As the law stands, according to Doggett, CMS cannot deactivate an NPI due to fraud unless the provider is the one to report fraudulent use of their own NPI. 

“Providers who have abused our system are still permitted to use their NPIs to bill Medicare,” Doggett said.

The congressman also introduced companion legislation, the Preventing Medicare Telefraud Act, meant to prevent tens of billions of dollars in telehealth-related fraud concerning high-cost durable medical equipment and lab testing.

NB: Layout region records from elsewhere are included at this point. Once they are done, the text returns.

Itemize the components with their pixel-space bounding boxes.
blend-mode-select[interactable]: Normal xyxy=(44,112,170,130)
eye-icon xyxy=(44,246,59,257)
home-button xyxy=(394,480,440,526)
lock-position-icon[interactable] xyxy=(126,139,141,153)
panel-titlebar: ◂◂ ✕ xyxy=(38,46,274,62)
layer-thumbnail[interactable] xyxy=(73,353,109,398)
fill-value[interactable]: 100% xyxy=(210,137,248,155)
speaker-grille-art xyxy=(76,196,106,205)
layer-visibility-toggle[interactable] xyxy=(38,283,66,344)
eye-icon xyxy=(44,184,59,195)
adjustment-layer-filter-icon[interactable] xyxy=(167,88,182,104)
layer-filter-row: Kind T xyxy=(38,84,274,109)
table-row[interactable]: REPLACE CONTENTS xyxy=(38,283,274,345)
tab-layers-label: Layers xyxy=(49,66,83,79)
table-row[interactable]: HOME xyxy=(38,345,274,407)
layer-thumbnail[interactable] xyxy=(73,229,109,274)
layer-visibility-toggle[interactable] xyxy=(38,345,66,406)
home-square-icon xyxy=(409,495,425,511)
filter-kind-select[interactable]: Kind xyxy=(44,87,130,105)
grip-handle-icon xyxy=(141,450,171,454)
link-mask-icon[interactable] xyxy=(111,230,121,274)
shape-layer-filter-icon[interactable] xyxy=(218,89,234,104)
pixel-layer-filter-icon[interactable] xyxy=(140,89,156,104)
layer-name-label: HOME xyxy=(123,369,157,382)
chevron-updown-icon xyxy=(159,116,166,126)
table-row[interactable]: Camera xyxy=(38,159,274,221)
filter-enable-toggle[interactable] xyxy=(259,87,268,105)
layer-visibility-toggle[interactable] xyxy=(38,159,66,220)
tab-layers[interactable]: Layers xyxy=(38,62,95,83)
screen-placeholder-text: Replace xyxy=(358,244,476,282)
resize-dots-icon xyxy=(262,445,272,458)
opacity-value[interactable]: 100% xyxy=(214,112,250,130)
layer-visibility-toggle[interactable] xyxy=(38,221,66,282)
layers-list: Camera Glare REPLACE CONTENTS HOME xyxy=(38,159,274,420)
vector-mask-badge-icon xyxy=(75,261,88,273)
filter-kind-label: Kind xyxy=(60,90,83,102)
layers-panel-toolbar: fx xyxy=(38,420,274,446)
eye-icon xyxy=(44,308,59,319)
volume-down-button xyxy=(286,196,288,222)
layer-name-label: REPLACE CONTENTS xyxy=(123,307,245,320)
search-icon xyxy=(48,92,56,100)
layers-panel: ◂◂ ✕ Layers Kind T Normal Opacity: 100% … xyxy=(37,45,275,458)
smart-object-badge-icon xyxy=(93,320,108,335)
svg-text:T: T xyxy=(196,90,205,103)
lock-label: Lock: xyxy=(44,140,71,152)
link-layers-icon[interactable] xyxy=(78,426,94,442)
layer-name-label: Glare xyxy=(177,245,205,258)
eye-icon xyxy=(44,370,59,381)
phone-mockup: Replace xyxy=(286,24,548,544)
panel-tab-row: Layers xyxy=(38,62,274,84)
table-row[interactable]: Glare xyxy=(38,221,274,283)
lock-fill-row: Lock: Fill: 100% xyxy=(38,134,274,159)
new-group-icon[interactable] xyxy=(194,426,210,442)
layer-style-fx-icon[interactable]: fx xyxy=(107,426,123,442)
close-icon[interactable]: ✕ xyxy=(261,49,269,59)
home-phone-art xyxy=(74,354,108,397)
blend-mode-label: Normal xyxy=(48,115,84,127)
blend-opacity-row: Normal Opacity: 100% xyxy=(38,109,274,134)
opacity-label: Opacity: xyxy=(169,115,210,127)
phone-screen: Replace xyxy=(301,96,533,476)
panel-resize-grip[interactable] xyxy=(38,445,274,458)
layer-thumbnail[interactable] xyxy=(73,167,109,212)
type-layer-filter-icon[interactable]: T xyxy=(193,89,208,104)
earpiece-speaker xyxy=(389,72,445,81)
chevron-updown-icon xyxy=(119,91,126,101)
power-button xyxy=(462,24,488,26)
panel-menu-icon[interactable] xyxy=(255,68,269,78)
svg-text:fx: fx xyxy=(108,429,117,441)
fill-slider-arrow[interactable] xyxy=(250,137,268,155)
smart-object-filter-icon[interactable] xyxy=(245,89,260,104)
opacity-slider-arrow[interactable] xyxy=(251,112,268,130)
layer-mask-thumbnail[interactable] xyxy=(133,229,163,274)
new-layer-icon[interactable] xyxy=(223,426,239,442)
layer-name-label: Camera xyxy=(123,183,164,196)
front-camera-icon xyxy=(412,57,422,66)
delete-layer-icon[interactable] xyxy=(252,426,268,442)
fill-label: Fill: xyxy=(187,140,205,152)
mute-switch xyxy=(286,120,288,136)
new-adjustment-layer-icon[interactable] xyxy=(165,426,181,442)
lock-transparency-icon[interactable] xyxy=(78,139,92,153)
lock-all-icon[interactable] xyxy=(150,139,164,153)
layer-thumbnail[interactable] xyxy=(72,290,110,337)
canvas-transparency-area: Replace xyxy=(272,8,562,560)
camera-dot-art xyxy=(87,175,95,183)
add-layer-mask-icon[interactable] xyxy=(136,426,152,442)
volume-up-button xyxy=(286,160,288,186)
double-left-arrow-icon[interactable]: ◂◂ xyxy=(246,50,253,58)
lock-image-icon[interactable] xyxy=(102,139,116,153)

This bill would require an in-person appointment at least six months prior to a clinician ordering high-cost durable medical equipment or lab testing for someone. 

“The Department of Justice has convicted hundreds of providers and telehealth companies for fraud pertaining to the ordering of these services and equipment — schemes that cost taxpayers tens of billions of dollars,” Doggett said.

“The legislation would also authorize CMS to audit outlier clinicians who order durable medical equipment or lab tests at high rates. These audits will expedite the recovery of any fraudulent payments of taxpayer dollars,” he added. “Finally, the bill would require providers to use their own NPI when billing Medicare for a telehealth service to ensure greater transparency and data collection on which providers are ordering services and equipment. This provision is an extension of current policy for in-person services.”